There are two ways that System Garden can be used to produce more generic or abstract concepts.
Firstly, an abstract catalogue allows a completely non-vendor design to be expressed. Secondly, a vendor design can have generic items in place of catalogue components or in addition to items that might be available.
The use of non-producible items are useful in at least three ways
These are useful to express ideas that apply to many infrastructure providers.
They are also useful to show βactorsβ or non product objects in a design.
They are an important intermediate step when converting from one provider to another or one catalogue to another.
Generic Items
An identical set of generic components is present in every catalogue, in addition to the catalogue items.
They can be mixed freely with the catalogue components and are presented as a separate category in the item pick list in the design edit tool. The items are created and supported by the application rather than maintained in a catalogue.
However, depending on the item type and its position in the design, they may not be able to be used to deploy as they do not correspond to any product from the provider. Deployments may cause error messages and the items need to be replaced with valid, current products before the deployment can proceed.
The checking tool in the design edit will highlight generic that need to be replaced. In some situations it is completely valid to have a generic component, such as the representation of a user or external entity in a design. Errors would not be generated in these circumstances.

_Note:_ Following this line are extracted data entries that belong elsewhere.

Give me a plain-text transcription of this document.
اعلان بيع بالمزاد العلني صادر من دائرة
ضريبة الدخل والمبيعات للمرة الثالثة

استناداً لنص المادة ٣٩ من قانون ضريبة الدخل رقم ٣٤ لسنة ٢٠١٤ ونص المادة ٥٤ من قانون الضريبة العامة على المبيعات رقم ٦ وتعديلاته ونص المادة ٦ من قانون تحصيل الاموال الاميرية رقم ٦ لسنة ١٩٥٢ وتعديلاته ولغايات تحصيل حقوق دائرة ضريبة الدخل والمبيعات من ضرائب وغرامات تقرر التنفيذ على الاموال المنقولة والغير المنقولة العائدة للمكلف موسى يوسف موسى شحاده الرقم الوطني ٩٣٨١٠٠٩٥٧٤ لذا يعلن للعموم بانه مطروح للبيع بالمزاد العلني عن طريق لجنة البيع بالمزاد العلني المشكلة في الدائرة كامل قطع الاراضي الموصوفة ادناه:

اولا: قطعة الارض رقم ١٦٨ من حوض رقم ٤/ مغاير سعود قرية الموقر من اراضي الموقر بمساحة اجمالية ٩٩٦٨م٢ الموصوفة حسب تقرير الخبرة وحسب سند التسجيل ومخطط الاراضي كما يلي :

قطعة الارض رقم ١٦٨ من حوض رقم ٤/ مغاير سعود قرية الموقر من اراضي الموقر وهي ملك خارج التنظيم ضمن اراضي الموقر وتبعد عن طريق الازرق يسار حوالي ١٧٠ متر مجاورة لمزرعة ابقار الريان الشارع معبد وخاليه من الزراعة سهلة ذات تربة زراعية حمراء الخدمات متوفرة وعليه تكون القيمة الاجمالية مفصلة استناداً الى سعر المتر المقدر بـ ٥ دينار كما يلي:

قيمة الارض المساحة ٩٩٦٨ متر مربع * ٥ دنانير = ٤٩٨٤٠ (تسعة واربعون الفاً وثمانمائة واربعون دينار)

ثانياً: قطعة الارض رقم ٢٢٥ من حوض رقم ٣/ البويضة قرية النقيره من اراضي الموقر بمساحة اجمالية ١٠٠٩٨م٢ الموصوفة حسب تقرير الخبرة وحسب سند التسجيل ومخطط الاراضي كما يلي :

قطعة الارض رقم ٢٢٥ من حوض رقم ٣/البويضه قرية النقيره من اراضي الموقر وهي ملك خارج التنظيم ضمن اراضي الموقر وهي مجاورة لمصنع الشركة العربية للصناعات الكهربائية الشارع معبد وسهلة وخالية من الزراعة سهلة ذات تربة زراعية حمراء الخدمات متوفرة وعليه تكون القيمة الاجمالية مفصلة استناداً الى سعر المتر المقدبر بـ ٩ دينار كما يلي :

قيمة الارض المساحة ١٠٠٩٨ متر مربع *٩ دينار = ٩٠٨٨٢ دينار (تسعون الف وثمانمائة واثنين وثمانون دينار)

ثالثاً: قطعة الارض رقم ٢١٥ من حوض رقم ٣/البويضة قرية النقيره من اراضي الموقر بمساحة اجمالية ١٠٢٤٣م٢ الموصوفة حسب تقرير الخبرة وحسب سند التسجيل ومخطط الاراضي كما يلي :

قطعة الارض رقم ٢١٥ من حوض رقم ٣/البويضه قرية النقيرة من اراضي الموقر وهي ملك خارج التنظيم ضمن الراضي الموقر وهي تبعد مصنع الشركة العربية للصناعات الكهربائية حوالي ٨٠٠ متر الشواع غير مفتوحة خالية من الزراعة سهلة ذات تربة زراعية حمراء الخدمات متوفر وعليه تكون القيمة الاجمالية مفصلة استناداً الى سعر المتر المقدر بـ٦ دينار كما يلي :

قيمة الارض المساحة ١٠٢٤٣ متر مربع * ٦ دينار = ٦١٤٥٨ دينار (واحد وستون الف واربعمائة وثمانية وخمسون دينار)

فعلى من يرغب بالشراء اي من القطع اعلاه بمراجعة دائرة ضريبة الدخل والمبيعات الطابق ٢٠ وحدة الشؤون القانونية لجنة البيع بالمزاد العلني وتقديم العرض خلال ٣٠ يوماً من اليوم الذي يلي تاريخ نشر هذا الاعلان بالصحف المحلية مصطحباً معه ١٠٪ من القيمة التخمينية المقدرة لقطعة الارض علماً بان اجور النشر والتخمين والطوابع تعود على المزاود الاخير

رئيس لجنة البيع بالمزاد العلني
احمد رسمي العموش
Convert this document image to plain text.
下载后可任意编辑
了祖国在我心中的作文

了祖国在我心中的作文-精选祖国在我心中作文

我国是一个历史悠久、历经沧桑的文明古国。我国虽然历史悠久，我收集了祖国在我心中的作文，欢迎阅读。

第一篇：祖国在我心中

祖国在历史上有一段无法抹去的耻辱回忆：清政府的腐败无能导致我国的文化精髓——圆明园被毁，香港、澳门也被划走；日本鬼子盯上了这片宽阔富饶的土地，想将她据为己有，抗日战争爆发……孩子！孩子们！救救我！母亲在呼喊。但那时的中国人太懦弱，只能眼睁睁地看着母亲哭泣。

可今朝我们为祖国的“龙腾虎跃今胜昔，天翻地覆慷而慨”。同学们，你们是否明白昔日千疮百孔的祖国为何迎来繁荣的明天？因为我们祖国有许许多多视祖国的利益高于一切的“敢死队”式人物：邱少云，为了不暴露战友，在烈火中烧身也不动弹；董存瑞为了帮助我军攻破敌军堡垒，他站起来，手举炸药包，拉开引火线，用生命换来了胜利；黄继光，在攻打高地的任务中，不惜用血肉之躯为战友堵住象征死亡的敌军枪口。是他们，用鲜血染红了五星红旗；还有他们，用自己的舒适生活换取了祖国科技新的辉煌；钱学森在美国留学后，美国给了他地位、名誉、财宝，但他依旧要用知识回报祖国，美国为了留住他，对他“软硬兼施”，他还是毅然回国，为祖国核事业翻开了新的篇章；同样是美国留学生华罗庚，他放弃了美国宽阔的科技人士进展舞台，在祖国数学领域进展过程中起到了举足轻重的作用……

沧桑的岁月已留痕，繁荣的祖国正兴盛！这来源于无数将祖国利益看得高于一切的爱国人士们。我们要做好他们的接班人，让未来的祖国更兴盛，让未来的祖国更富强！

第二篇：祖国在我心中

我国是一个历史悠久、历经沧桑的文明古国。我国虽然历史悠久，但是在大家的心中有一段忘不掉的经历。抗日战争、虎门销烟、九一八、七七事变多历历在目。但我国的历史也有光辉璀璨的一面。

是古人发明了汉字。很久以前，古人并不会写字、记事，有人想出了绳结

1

Generics span the range of components and will change over time as the product evolves. An example set is shown tot he right.
Abstract Catalogue
Using generic components with a non-vendor, non-deplorable catalogue that contains additional items, gives us the ability to have a abstract designs. These can be used to express ideas that span vendors and also as a intermediate stage when converting between catalogues.
The Abstract Catalogue can be use like any other catalogue and called on when creating a new design. It can also be used as a base to produce starter designs.
The range of components found in vendor catalogues are not needed, as attributes can be used to define memory or processor requirements, for example.
Below is an example of a design that uses generics.
Abstract designs cannot be deployed and will case errors in the deployment tool, the design checking facility and when attempting to download the orchestration code.
It can, however, be used to convert into a vendor design.
Selecting the pull down above the pick list that us currently set to abstract will convert to a new design. See the section on catalogue conversions.
There are no costs associated with a generic design, although it is possible to create your own catalogue based on the abstract one but with site-specific meaning and costs. See the catalog building sections for more details.